Advertisement

That deadly gang in City Hall

Share

Like the poor, feckless governance always will be with us. There’s nothing new in that, and one of the most commonly repeated proverbs in English has survived since the heart of the Classical era: “Nero fiddled while Rome burned.”

Actually, he did worse than that. According to one contemporary source, he actually lighted the fire in AD 64 to provide a suitable backdrop against which to declaim his verses on the fall of Troy while he plucked his lyre. (The fiddle’s invention still was some time off.) Other sources claim that Nero simply let the fire that ultimately consumed three-quarters of Rome burn because he was tired of dealing with property owners opposed to his building schemes.

In any event, Nero has become synonymous with deadly inaction in the face of crisis, which is precisely why his name springs to mind as one considers the Los Angeles City Council and its dangerous fiddling over control of the city’s anti-gang programs.

Advertisement

Over the last few months, a series of shootings and killings involving gang members has shocked the conscience of a metropolis all too used to shrugging and turning away from the mostly black and Latino, mostly poor and working-class neighborhoods where gangs long have thrived. Maybe it’s the sheer wantonness of this recent violence -- a drive-by shooting just outside the fence of a grammar school playground; an immensely promising student athlete with a mother serving in Iraq gunned down steps from his own front door; children on their way home from school hit at a bus stop; the college scholarship-winning son of hardworking Jamaican immigrants shot to death on his way to a party in South L.A. No one will be surprised if the four shooting deaths that rocked East Los Angeles on Monday turn out to have a gang component.

For whatever reason, a critical mass of public outrage has been reached, and demands that something different be done in response to this wave of carnage have grown.

The best proposal -- because it’s sensible, doable now and builds on insights from civil rights attorney Connie Rice’s massive study of the problem -- is the one City Controller Laura Chick produced after her office audited the whole range of Los Angeles’ anti-gang programs.
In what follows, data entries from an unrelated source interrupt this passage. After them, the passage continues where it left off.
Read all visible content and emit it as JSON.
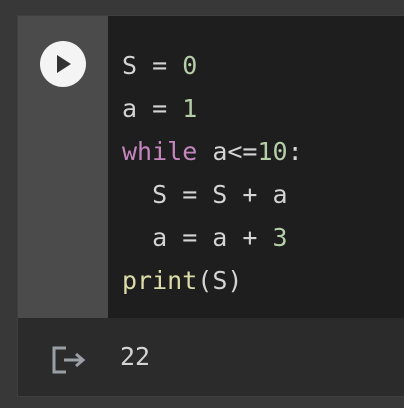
{
  "cell": {
    "code_lines": [
      {
        "tokens": [
          {
            "t": "S = ",
            "c": "plain"
          },
          {
            "t": "0",
            "c": "num"
          }
        ]
      },
      {
        "tokens": [
          {
            "t": "a = ",
            "c": "plain"
          },
          {
            "t": "1",
            "c": "num"
          }
        ]
      },
      {
        "tokens": [
          {
            "t": "while",
            "c": "kw"
          },
          {
            "t": " a<=",
            "c": "plain"
          },
          {
            "t": "10",
            "c": "num"
          },
          {
            "t": ":",
            "c": "plain"
          }
        ]
      },
      {
        "tokens": [
          {
            "t": "  S = S + a",
            "c": "plain"
          }
        ]
      },
      {
        "tokens": [
          {
            "t": "  a = a + ",
            "c": "plain"
          },
          {
            "t": "3",
            "c": "num"
          }
        ]
      },
      {
        "tokens": [
          {
            "t": "print",
            "c": "fn"
          },
          {
            "t": "(S)",
            "c": "plain"
          }
        ]
      }
    ],
    "output": "22",
    "icons": {
      "run": "play-icon",
      "output": "output-redirect-icon"
    }
  },
  "colors": {
    "keyword": "#c586c0",
    "number": "#b5cea8",
    "function": "#dcdcaa",
    "text": "#d4d4d4"
  }
}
Her suggestion is that all existing programs be placed under a single official in Mayor Antonio Villaraigosa’s office. The plausible theory here is that centralization will provide focus, urgency, accountability and better coordination at a time when budgetary constraints demand that Los Angeles wring as much good as possible from every hard-won dollar it spends on this critical need.

With the mayor’s staff ransacking City Hall to find ways to close an estimated $400-million budget deficit before next year’s spending plan is presented on April 21, Chick’s proposal simply seems like common sense. That’s why it’s supported by Police Chief William J. Bratton, Sheriff Lee Baca and the mayor, who didn’t ask for the responsibility but is willing to take it on because he recognizes a genuine civic crisis when he sees one.
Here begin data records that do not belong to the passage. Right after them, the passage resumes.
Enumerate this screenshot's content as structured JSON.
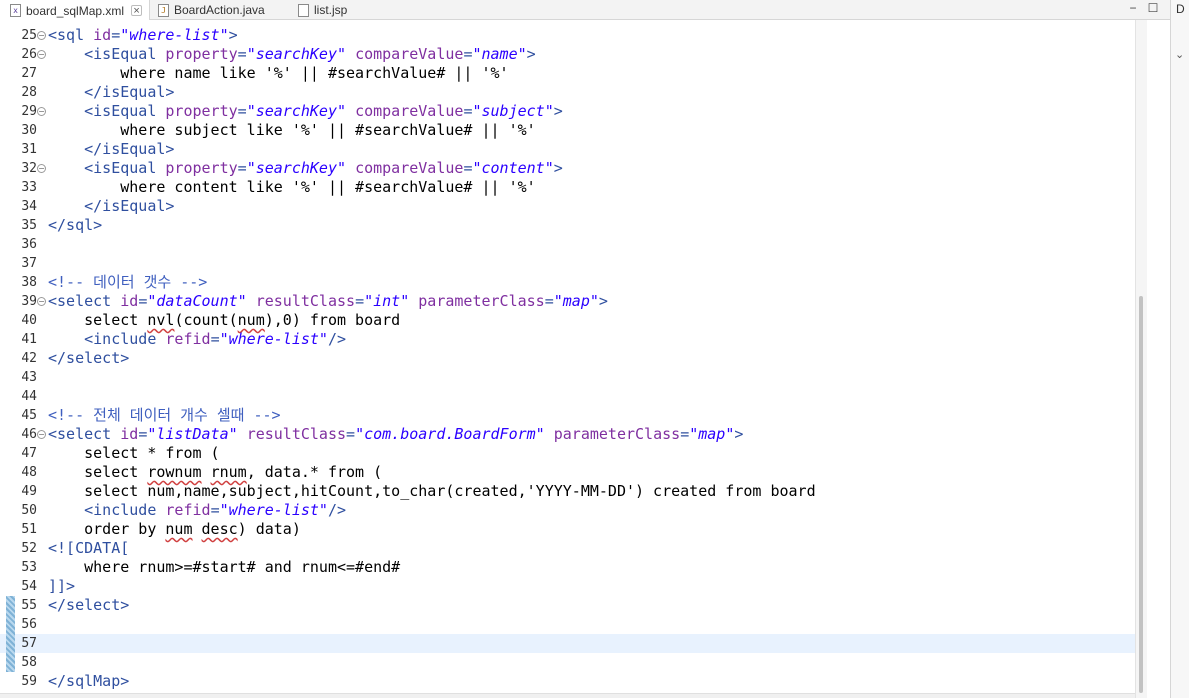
{
  "tabs": [
    {
      "label": "board_sqlMap.xml",
      "icon": "xml-file-icon",
      "glyph": "x",
      "active": true,
      "closable": true
    },
    {
      "label": "BoardAction.java",
      "icon": "java-file-icon",
      "glyph": "J",
      "active": false,
      "closable": false
    },
    {
      "label": "list.jsp",
      "icon": "jsp-file-icon",
      "glyph": "",
      "active": false,
      "closable": false
    }
  ],
  "window_controls": {
    "minimize": "−",
    "maximize": "☐"
  },
  "right_panel": {
    "label": "D",
    "chevron": "⌄"
  },
  "colors": {
    "tag": "#2f4f9f",
    "attribute": "#7f2fa0",
    "string": "#2a00ff",
    "comment": "#3f5fbf",
    "current_line": "#e8f2fe",
    "change_marker": "#7fb2d6"
  },
  "editor": {
    "current_line": 57,
    "changed_lines": [
      55,
      56,
      57,
      58
    ],
    "lines": [
      {
        "n": 25,
        "fold": true,
        "t": [
          [
            "tag",
            "<sql "
          ],
          [
            "attr",
            "id"
          ],
          [
            "tag",
            "="
          ],
          [
            "str",
            "\"where-list\""
          ],
          [
            "tag",
            ">"
          ]
        ]
      },
      {
        "n": 26,
        "fold": true,
        "t": [
          [
            "txt",
            "    "
          ],
          [
            "tag",
            "<isEqual "
          ],
          [
            "attr",
            "property"
          ],
          [
            "tag",
            "="
          ],
          [
            "str",
            "\"searchKey\""
          ],
          [
            "txt",
            " "
          ],
          [
            "attr",
            "compareValue"
          ],
          [
            "tag",
            "="
          ],
          [
            "str",
            "\"name\""
          ],
          [
            "tag",
            ">"
          ]
        ]
      },
      {
        "n": 27,
        "t": [
          [
            "txt",
            "        where name like '%' || #searchValue# || '%'"
          ]
        ]
      },
      {
        "n": 28,
        "t": [
          [
            "txt",
            "    "
          ],
          [
            "tag",
            "</isEqual>"
          ]
        ]
      },
      {
        "n": 29,
        "fold": true,
        "t": [
          [
            "txt",
            "    "
          ],
          [
            "tag",
            "<isEqual "
          ],
          [
            "attr",
            "property"
          ],
          [
            "tag",
            "="
          ],
          [
            "str",
            "\"searchKey\""
          ],
          [
            "txt",
            " "
          ],
          [
            "attr",
            "compareValue"
          ],
          [
            "tag",
            "="
          ],
          [
            "str",
            "\"subject\""
          ],
          [
            "tag",
            ">"
          ]
        ]
      },
      {
        "n": 30,
        "t": [
          [
            "txt",
            "        where subject like '%' || #searchValue# || '%'"
          ]
        ]
      },
      {
        "n": 31,
        "t": [
          [
            "txt",
            "    "
          ],
          [
            "tag",
            "</isEqual>"
          ]
        ]
      },
      {
        "n": 32,
        "fold": true,
        "t": [
          [
            "txt",
            "    "
          ],
          [
            "tag",
            "<isEqual "
          ],
          [
            "attr",
            "property"
          ],
          [
            "tag",
            "="
          ],
          [
            "str",
            "\"searchKey\""
          ],
          [
            "txt",
            " "
          ],
          [
            "attr",
            "compareValue"
          ],
          [
            "tag",
            "="
          ],
          [
            "str",
            "\"content\""
          ],
          [
            "tag",
            ">"
          ]
        ]
      },
      {
        "n": 33,
        "t": [
          [
            "txt",
            "        where content like '%' || #searchValue# || '%'"
          ]
        ]
      },
      {
        "n": 34,
        "t": [
          [
            "txt",
            "    "
          ],
          [
            "tag",
            "</isEqual>"
          ]
        ]
      },
      {
        "n": 35,
        "t": [
          [
            "tag",
            "</sql>"
          ]
        ]
      },
      {
        "n": 36,
        "t": []
      },
      {
        "n": 37,
        "t": []
      },
      {
        "n": 38,
        "t": [
          [
            "cmt",
            "<!-- 데이터 갯수 -->"
          ]
        ]
      },
      {
        "n": 39,
        "fold": true,
        "t": [
          [
            "tag",
            "<select "
          ],
          [
            "attr",
            "id"
          ],
          [
            "tag",
            "="
          ],
          [
            "str",
            "\"dataCount\""
          ],
          [
            "txt",
            " "
          ],
          [
            "attr",
            "resultClass"
          ],
          [
            "tag",
            "="
          ],
          [
            "str",
            "\"int\""
          ],
          [
            "txt",
            " "
          ],
          [
            "attr",
            "parameterClass"
          ],
          [
            "tag",
            "="
          ],
          [
            "str",
            "\"map\""
          ],
          [
            "tag",
            ">"
          ]
        ]
      },
      {
        "n": 40,
        "t": [
          [
            "txt",
            "    select "
          ],
          [
            "warn",
            "nvl"
          ],
          [
            "txt",
            "(count("
          ],
          [
            "warn",
            "num"
          ],
          [
            "txt",
            "),0) from board"
          ]
        ]
      },
      {
        "n": 41,
        "t": [
          [
            "txt",
            "    "
          ],
          [
            "tag",
            "<include "
          ],
          [
            "attr",
            "refid"
          ],
          [
            "tag",
            "="
          ],
          [
            "str",
            "\"where-list\""
          ],
          [
            "tag",
            "/>"
          ]
        ]
      },
      {
        "n": 42,
        "t": [
          [
            "tag",
            "</select>"
          ]
        ]
      },
      {
        "n": 43,
        "t": []
      },
      {
        "n": 44,
        "t": []
      },
      {
        "n": 45,
        "t": [
          [
            "cmt",
            "<!-- 전체 데이터 개수 셀때 -->"
          ]
        ]
      },
      {
        "n": 46,
        "fold": true,
        "t": [
          [
            "tag",
            "<select "
          ],
          [
            "attr",
            "id"
          ],
          [
            "tag",
            "="
          ],
          [
            "str",
            "\"listData\""
          ],
          [
            "txt",
            " "
          ],
          [
            "attr",
            "resultClass"
          ],
          [
            "tag",
            "="
          ],
          [
            "str",
            "\"com.board.BoardForm\""
          ],
          [
            "txt",
            " "
          ],
          [
            "attr",
            "parameterClass"
          ],
          [
            "tag",
            "="
          ],
          [
            "str",
            "\"map\""
          ],
          [
            "tag",
            ">"
          ]
        ]
      },
      {
        "n": 47,
        "t": [
          [
            "txt",
            "    select * from ("
          ]
        ]
      },
      {
        "n": 48,
        "t": [
          [
            "txt",
            "    select "
          ],
          [
            "warn",
            "rownum"
          ],
          [
            "txt",
            " "
          ],
          [
            "warn",
            "rnum"
          ],
          [
            "txt",
            ", data.* from ("
          ]
        ]
      },
      {
        "n": 49,
        "t": [
          [
            "txt",
            "    select num,name,subject,hitCount,to_char(created,'YYYY-MM-DD') created from board"
          ]
        ]
      },
      {
        "n": 50,
        "t": [
          [
            "txt",
            "    "
          ],
          [
            "tag",
            "<include "
          ],
          [
            "attr",
            "refid"
          ],
          [
            "tag",
            "="
          ],
          [
            "str",
            "\"where-list\""
          ],
          [
            "tag",
            "/>"
          ]
        ]
      },
      {
        "n": 51,
        "t": [
          [
            "txt",
            "    order by "
          ],
          [
            "warn",
            "num"
          ],
          [
            "txt",
            " "
          ],
          [
            "warn",
            "desc"
          ],
          [
            "txt",
            ") data)"
          ]
        ]
      },
      {
        "n": 52,
        "t": [
          [
            "tag",
            "<![CDATA["
          ]
        ]
      },
      {
        "n": 53,
        "t": [
          [
            "txt",
            "    where rnum>=#start# and rnum<=#end#"
          ]
        ]
      },
      {
        "n": 54,
        "t": [
          [
            "tag",
            "]]>"
          ]
        ]
      },
      {
        "n": 55,
        "t": [
          [
            "tag",
            "</select>"
          ]
        ]
      },
      {
        "n": 56,
        "t": []
      },
      {
        "n": 57,
        "t": []
      },
      {
        "n": 58,
        "t": []
      },
      {
        "n": 59,
        "t": [
          [
            "tag",
            "</sqlMap>"
          ]
        ]
      }
    ]
  }
}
The gang problem, in fact, is likely to get substantial treatment in Villaraigosa’s upcoming state-of-the-city address, and the public will get a chance to gauge the mayor’s commitment to the issue by watching to see whether his bare-bones budget maintains the current level of funding for anti-gang programs.

So what’s the problem? Why has the proposal been languishing for weeks with its future more uncertain by the day?

Advertisement

City Councilman Tony Cardenas, who chairs the ad hoc Committee on Gang Violence and Youth Development, wants to maintain the lawmakers’ current control of these programs, their funding and all the contracts involved. Over the last two weeks, Cardenas and his committee have held two hearings that have done worse than nothing. They’ve produced five motions -- four demanding studies and information designed to undermine the conclusions in the controller’s audit and one, introduced Friday, to create an entirely new city department to take over all gang-related initiatives.
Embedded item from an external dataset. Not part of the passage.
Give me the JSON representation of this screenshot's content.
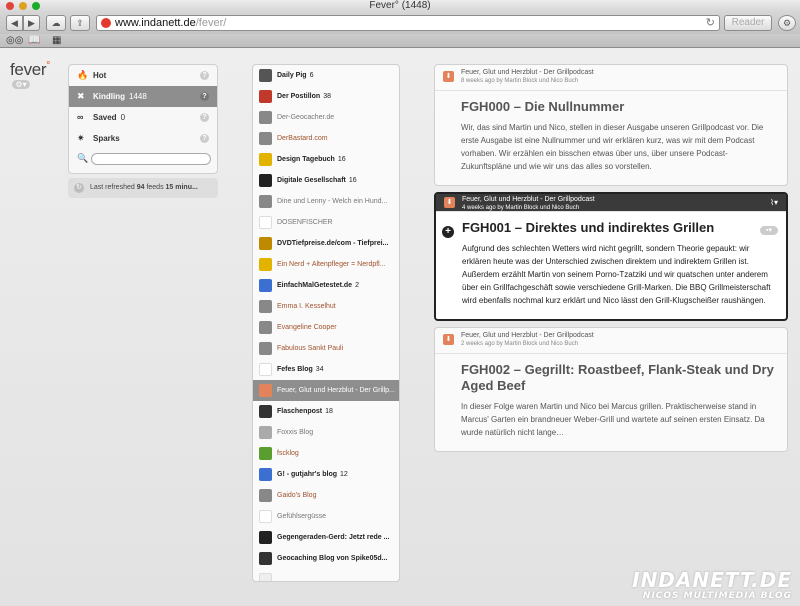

So what do you think the chances are of creating a new city department, when we can’t afford the government we’ve already got? None, which even this council knows. So what’s this really about?

In large part, it has to do with Cardenas’ desire to maintain a say over programs and contracts. Millions of dollars for anti-gang programs are currently under the control of council members. He’s quietly built political capital by selectively micromanaging the city’s bond contracts through his chairmanship of an ad hoc committee on that process, and something similar is going on here.

Then there’s the fact that Eric Garcetti, who ostensibly supports Chick’s proposal, is a weak council president, unable consistently to move legislation through the committees and wary of a likely challenge to his leadership from Councilman Herb Wesson. Cardenas would be an important swing vote if Garcetti has to fend off Wesson.

And what to make of the members who seconded Cardenas’ patently delaying motions -- Ed Reyes, Bernard Parks, Jose Huizar, Jan Perry and Janice Hahn? Like Cardenas, some want to be courted by the council president; others sense that Villaraigosa’s difficult and distracted year has created a vacuum in which their own ambitions might be cultivated.

In other words, it’s venal, small-minded council politics as usual -- while the body count grows.